Por aquí ya hemos hablado de niños gratis*, una de mis editoriales favoritas de los últimos tiempos. Quizás porque rescatan un tipo de literatura por la que ya muy pocas apuestan, quizás porque ellas también han confiado en mi punto de vista lector para divulgar estas ideas. Y poco a poco yo también formo parte de la fiel comunidad que se mueve alrededor de estos títulos.

Sorprende con esta nueva publicación, la primera autora en su línea y, además, con una novela larga y en edición tapa dura. Recordemos a Salvemos La Jarapa, Vivan los hombre cabales, Calypso y TransirakLos cuatro títulos en formato bolsilibro, con una premisa de lo más original y algunos puntos en común: la vida cotidiana y el costumbrismo, pero involucrada en elementos extraños y aparte para reflexionar y para incomodar. Digamos que el espíritu de niños gratis* es motivado y motivador.

niños gratis* es una editorial. Hacemos libros todavía. Todos buenos. Aunque los libros ya no sean más que una extravagancia, aún nos apetece disfrutar de ellos. Hacerlos, leerlos y hablarlos.

niños gratis* también es un programa de radio sobre libros. Escúchanos ahora mismo. En casa, en el coche o en la oficina. Estamos en iVoox y iTunes.

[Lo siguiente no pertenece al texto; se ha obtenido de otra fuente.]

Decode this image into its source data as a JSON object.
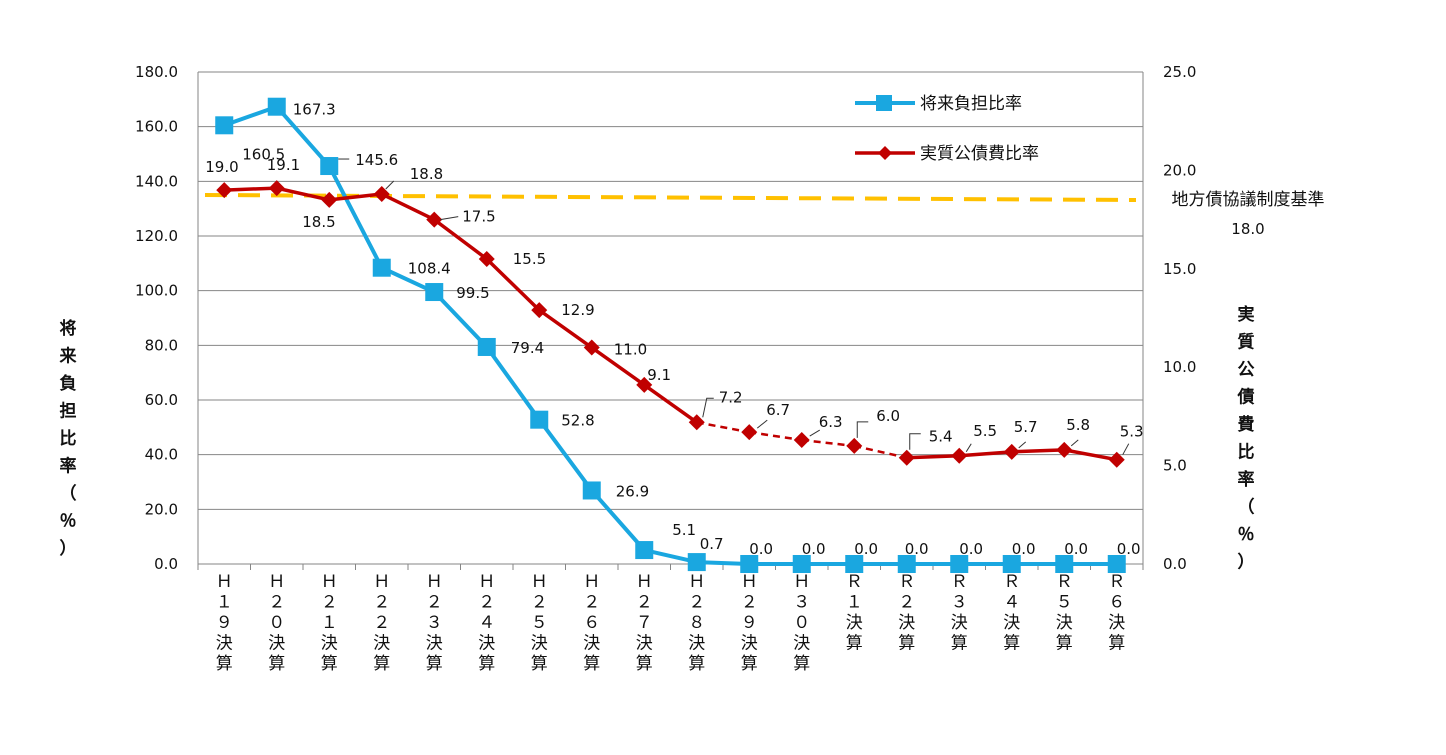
{
  "chart_data": {
    "type": "line",
    "categories": [
      "Ｈ１９決算",
      "Ｈ２０決算",
      "Ｈ２１決算",
      "Ｈ２２決算",
      "Ｈ２３決算",
      "Ｈ２４決算",
      "Ｈ２５決算",
      "Ｈ２６決算",
      "Ｈ２７決算",
      "Ｈ２８決算",
      "Ｈ２９決算",
      "Ｈ３０決算",
      "Ｒ１決算",
      "Ｒ２決算",
      "Ｒ３決算",
      "Ｒ４決算",
      "Ｒ５決算",
      "Ｒ６決算"
    ],
    "series": [
      {
        "name": "将来負担比率",
        "axis": "left",
        "color": "#1aa7e0",
        "marker": "square",
        "values": [
          160.5,
          167.3,
          145.6,
          108.4,
          99.5,
          79.4,
          52.8,
          26.9,
          5.1,
          0.7,
          0.0,
          0.0,
          0.0,
          0.0,
          0.0,
          0.0,
          0.0,
          0.0
        ],
        "labels": [
          "160.5",
          "167.3",
          "145.6",
          "108.4",
          "99.5",
          "79.4",
          "52.8",
          "26.9",
          "5.1",
          "0.7",
          "0.0",
          "0.0",
          "0.0",
          "0.0",
          "0.0",
          "0.0",
          "0.0",
          "0.0"
        ]
      },
      {
        "name": "実質公債費比率",
        "axis": "right",
        "color": "#c00000",
        "marker": "diamond",
        "values": [
          19.0,
          19.1,
          18.5,
          18.8,
          17.5,
          15.5,
          12.9,
          11.0,
          9.1,
          7.2,
          6.7,
          6.3,
          6.0,
          5.4,
          5.5,
          5.7,
          5.8,
          5.3
        ],
        "labels": [
          "19.0",
          "19.1",
          "18.5",
          "18.8",
          "17.5",
          "15.5",
          "12.9",
          "11.0",
          "9.1",
          "7.2",
          "6.7",
          "6.3",
          "6.0",
          "5.4",
          "5.5",
          "5.7",
          "5.8",
          "5.3"
        ],
        "dashed_segments": [
          [
            9,
            13
          ]
        ]
      }
    ],
    "reference_line": {
      "axis": "right",
      "value": 18.0,
      "label": "地方債協議制度基準",
      "value_label": "18.0",
      "color": "#ffc000"
    },
    "left_axis": {
      "label": "将来負担比率（％）",
      "ylim": [
        0,
        180
      ],
      "ticks": [
        "0.0",
        "20.0",
        "40.0",
        "60.0",
        "80.0",
        "100.0",
        "120.0",
        "140.0",
        "160.0",
        "180.0"
      ]
    },
    "right_axis": {
      "label": "実質公債費比率（％）",
      "ylim": [
        0,
        25
      ],
      "ticks": [
        "0.0",
        "5.0",
        "10.0",
        "15.0",
        "20.0",
        "25.0"
      ]
    },
    "legend": {
      "position": "top-right",
      "entries": [
        "将来負担比率",
        "実質公債費比率"
      ]
    },
    "grid": true
  }
}
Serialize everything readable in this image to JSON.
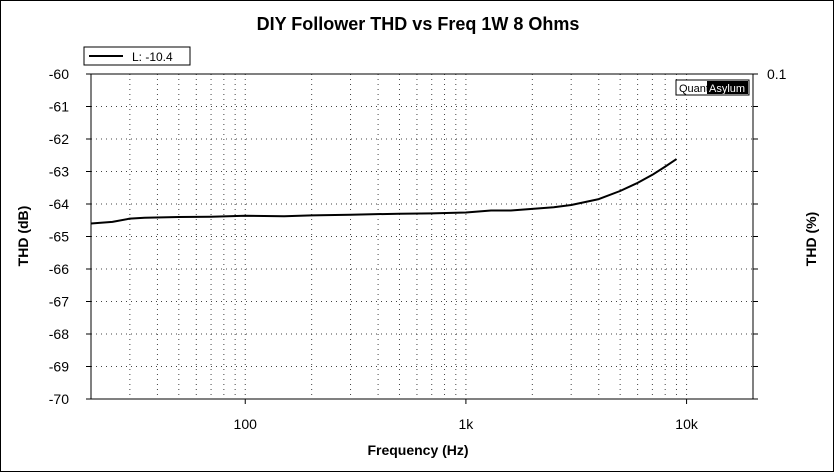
{
  "chart_data": {
    "type": "line",
    "title": "DIY Follower THD vs Freq  1W 8 Ohms",
    "xlabel": "Frequency (Hz)",
    "ylabel": "THD (dB)",
    "y2label": "THD (%)",
    "x_scale": "log",
    "xlim": [
      20,
      20000
    ],
    "ylim": [
      -70,
      -60
    ],
    "y2_ticks": [
      "0.1"
    ],
    "x_ticks": [
      {
        "value": 100,
        "label": "100"
      },
      {
        "value": 1000,
        "label": "1k"
      },
      {
        "value": 10000,
        "label": "10k"
      }
    ],
    "y_ticks": [
      -60,
      -61,
      -62,
      -63,
      -64,
      -65,
      -66,
      -67,
      -68,
      -69,
      -70
    ],
    "grid": true,
    "legend_position": "top-left",
    "brand": {
      "left": "Quant",
      "right": "Asylum"
    },
    "series": [
      {
        "name": "L: -10.4",
        "color": "#000000",
        "x": [
          20,
          25,
          30,
          35,
          50,
          70,
          100,
          150,
          200,
          300,
          500,
          700,
          1000,
          1300,
          1600,
          2000,
          2500,
          3000,
          4000,
          5000,
          6000,
          7000,
          8000,
          9000
        ],
        "y": [
          -64.6,
          -64.55,
          -64.45,
          -64.42,
          -64.4,
          -64.39,
          -64.36,
          -64.38,
          -64.35,
          -64.33,
          -64.3,
          -64.29,
          -64.26,
          -64.2,
          -64.2,
          -64.15,
          -64.1,
          -64.03,
          -63.85,
          -63.6,
          -63.35,
          -63.1,
          -62.85,
          -62.62
        ]
      }
    ]
  }
}
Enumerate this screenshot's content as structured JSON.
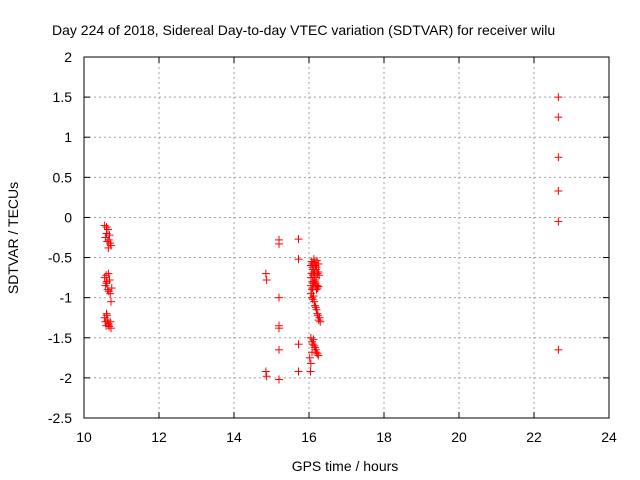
{
  "chart_data": {
    "type": "scatter",
    "title": "Day 224 of 2018, Sidereal Day-to-day VTEC variation (SDTVAR) for receiver wilu",
    "xlabel": "GPS time / hours",
    "ylabel": "SDTVAR / TECUs",
    "xlim": [
      10,
      24
    ],
    "ylim": [
      -2.5,
      2
    ],
    "grid": true,
    "xticks": [
      10,
      12,
      14,
      16,
      18,
      20,
      22,
      24
    ],
    "xtick_labels": [
      "10",
      "12",
      "14",
      "16",
      "18",
      "20",
      "22",
      "24"
    ],
    "yticks": [
      -2.5,
      -2,
      -1.5,
      -1,
      -0.5,
      0,
      0.5,
      1,
      1.5,
      2
    ],
    "ytick_labels": [
      "-2.5",
      "-2",
      "-1.5",
      "-1",
      "-0.5",
      "0",
      "0.5",
      "1",
      "1.5",
      "2"
    ],
    "marker": "+",
    "color": "#ff0000",
    "series": [
      {
        "name": "SDTVAR",
        "x": [
          10.55,
          10.57,
          10.6,
          10.62,
          10.64,
          10.66,
          10.68,
          10.7,
          10.72,
          10.6,
          10.65,
          10.55,
          10.57,
          10.59,
          10.61,
          10.63,
          10.65,
          10.68,
          10.7,
          10.72,
          10.74,
          10.6,
          10.66,
          10.55,
          10.57,
          10.59,
          10.61,
          10.63,
          10.65,
          10.67,
          10.7,
          10.72,
          10.6,
          10.66,
          14.85,
          14.87,
          14.85,
          14.87,
          15.2,
          15.2,
          15.2,
          15.2,
          15.2,
          15.2,
          15.2,
          15.72,
          15.72,
          15.72,
          15.72,
          16.05,
          16.07,
          16.09,
          16.11,
          16.13,
          16.15,
          16.17,
          16.19,
          16.21,
          16.23,
          16.25,
          16.27,
          16.05,
          16.07,
          16.09,
          16.11,
          16.13,
          16.15,
          16.17,
          16.19,
          16.21,
          16.23,
          16.05,
          16.08,
          16.1,
          16.12,
          16.14,
          16.16,
          16.18,
          16.2,
          16.22,
          16.24,
          16.26,
          16.05,
          16.08,
          16.1,
          16.12,
          16.14,
          16.16,
          16.18,
          16.2,
          16.22,
          16.25,
          16.05,
          16.08,
          16.1,
          16.12,
          16.15,
          16.18,
          16.2,
          16.22,
          16.25,
          16.05,
          16.1,
          16.15,
          16.2,
          16.25,
          16.28,
          16.3,
          16.02,
          16.05,
          16.08,
          16.04,
          22.65,
          22.65,
          22.65,
          22.65,
          22.65,
          22.65
        ],
        "y": [
          -0.1,
          -0.25,
          -0.2,
          -0.3,
          -0.15,
          -0.28,
          -0.22,
          -0.32,
          -0.35,
          -0.12,
          -0.38,
          -0.75,
          -0.85,
          -0.72,
          -0.8,
          -0.9,
          -0.7,
          -0.78,
          -0.95,
          -1.05,
          -0.88,
          -0.82,
          -0.92,
          -1.25,
          -1.3,
          -1.35,
          -1.22,
          -1.28,
          -1.32,
          -1.36,
          -1.3,
          -1.38,
          -1.2,
          -1.34,
          -0.7,
          -0.78,
          -1.92,
          -1.98,
          -0.28,
          -0.33,
          -1.0,
          -1.35,
          -1.38,
          -1.65,
          -2.02,
          -0.27,
          -0.52,
          -1.58,
          -1.92,
          -0.6,
          -0.55,
          -0.58,
          -0.62,
          -0.52,
          -0.56,
          -0.6,
          -0.65,
          -0.54,
          -0.7,
          -0.68,
          -0.72,
          -0.75,
          -0.7,
          -0.8,
          -0.72,
          -0.68,
          -0.78,
          -0.82,
          -0.75,
          -0.85,
          -0.88,
          -0.95,
          -1.0,
          -1.02,
          -0.98,
          -1.05,
          -1.1,
          -1.12,
          -1.15,
          -1.2,
          -1.22,
          -1.28,
          -1.5,
          -1.55,
          -1.58,
          -1.52,
          -1.6,
          -1.62,
          -1.65,
          -1.68,
          -1.7,
          -1.72,
          -0.85,
          -0.9,
          -0.88,
          -0.82,
          -0.8,
          -0.85,
          -0.9,
          -0.88,
          -0.86,
          -0.6,
          -0.65,
          -0.7,
          -0.62,
          -0.58,
          -1.25,
          -1.3,
          -1.75,
          -1.82,
          -1.68,
          -1.92,
          1.5,
          1.25,
          0.75,
          0.33,
          -0.05,
          -1.65
        ]
      }
    ]
  }
}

Y costumbrista es, de lleno y enfangada, La Cabeza a pájaros de Marta Fernández-Muro. Actriz, que también trabajó como secretaria y traductora, nacida en Madrid en 1950. Además de trabajar con importantes del cine como Ricardo Franco, Zulueta, Colomo, Almodóvar, Albaladejo, Álex de la Iglesia, Berlanga o Martínez Lázaro; también hace televisión y teatro junto  a María Ruiz, Marsillach, Robert Lepage o Narros, y participa en muchas de las series más importantes de la televisión española.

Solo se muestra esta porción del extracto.